Going to Sacramento, I had the row of two to myself, Much more room than on an airplane. Peaceful and I was able to nap some. At Sacramento, there was an adjacent restaurant which meant a fair number of people just hanging out. As this depot seemed to be a central connecting point for buses east, west, north and south, it was a rather noisy and crowded but no one was discourteous. My only concern was the possibility of sharing my two seat row with an old time hippy guy who smelled as if he hadn’t bathed since the the first Burning Man gathering. . Fortunately, though we both boarded the Ashland - actually the Seattle - bus, he was involved in listening to a very verbal young woman, and I missed sitting with either of them.
I did end up sharing with several construction workers, enroute home before moving on to another job. One of them - the youngest of the bunch and across the aisle from me - couldn’t sleep on buses and talked sotto voce all night to the three of us. He was a big fleshy guy, spilling over his allotted seat space, who had played football in high school. His wife was not happy with his being gone from home on construction jobs so he hoped to get hired as a correctional worker closer to home.
There was a stop at Redding; we all got out , used the facilities and walked around. Then we were loaded back in and on to Ashland. I had remember the Greyhound stop as being in the middle of town across the police department. Alas, no more. The bus stop was now way on the outskirts of town. Fortunately, a yellow cab was there as I got off the bus and Nine Dollars later I was at my hotel. (Reminded me of another night bus trip from Istanbul to Athens where I was unceremoniously dumped on the outskirts of Athens, end of the line, in the dark of dawn but no cab in sight. No wonder Athens is no longer on my list.).

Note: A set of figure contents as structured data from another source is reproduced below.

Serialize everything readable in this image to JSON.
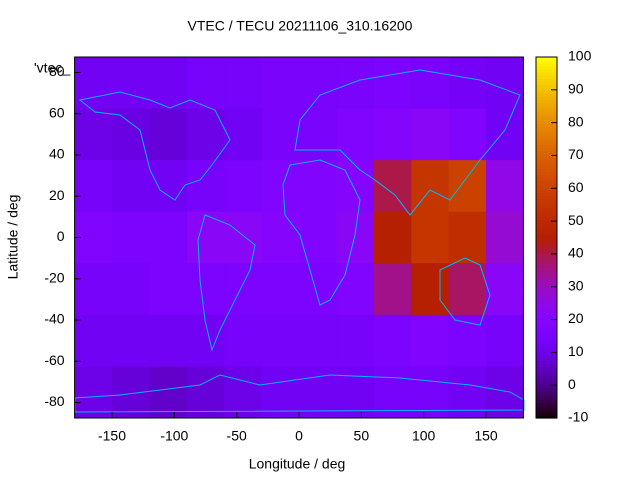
{
  "chart_data": {
    "type": "heatmap",
    "title": "VTEC / TECU 20211106_310.16200",
    "legend_label": "'vtec_",
    "x_label": "Longitude / deg",
    "y_label": "Latitude / deg",
    "x": [
      -165,
      -135,
      -105,
      -75,
      -45,
      -15,
      15,
      45,
      75,
      105,
      135,
      165
    ],
    "y": [
      75,
      50,
      25,
      0,
      -25,
      -50,
      -75
    ],
    "values": [
      [
        12,
        12,
        12,
        14,
        14,
        15,
        15,
        15,
        16,
        15,
        13,
        12
      ],
      [
        10,
        9,
        8,
        10,
        12,
        15,
        15,
        18,
        20,
        22,
        18,
        12
      ],
      [
        14,
        12,
        12,
        14,
        16,
        18,
        18,
        20,
        40,
        55,
        60,
        25
      ],
      [
        18,
        16,
        16,
        22,
        22,
        20,
        18,
        22,
        45,
        55,
        52,
        28
      ],
      [
        14,
        14,
        16,
        16,
        16,
        16,
        16,
        18,
        35,
        45,
        38,
        22
      ],
      [
        12,
        12,
        12,
        12,
        14,
        14,
        14,
        14,
        16,
        18,
        16,
        14
      ],
      [
        10,
        8,
        6,
        8,
        10,
        12,
        12,
        12,
        14,
        14,
        12,
        10
      ]
    ],
    "xlim": [
      -180,
      180
    ],
    "ylim": [
      -87.5,
      87.5
    ],
    "xticks": [
      -150,
      -100,
      -50,
      0,
      50,
      100,
      150
    ],
    "yticks": [
      -80,
      -60,
      -40,
      -20,
      0,
      20,
      40,
      60,
      80
    ],
    "cblim": [
      -10,
      100
    ],
    "cbticks": [
      -10,
      0,
      10,
      20,
      30,
      40,
      50,
      60,
      70,
      80,
      90,
      100
    ]
  }
}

I didn’t take the bus back - it was a 5:30 AM pickup with arrival at about 5:30 PM in Sunnyvale. Rather, I flew on to Seattle to visit family. And the sad thing is, I won’t be able to do this again as Greyhound is consolidating its routing, Both Ashland and Sunnyvale, along with a lot of other small communities, are no longer part of Greyhound’s scheduling. I now take Alaska Air to the Shakespeare Festival.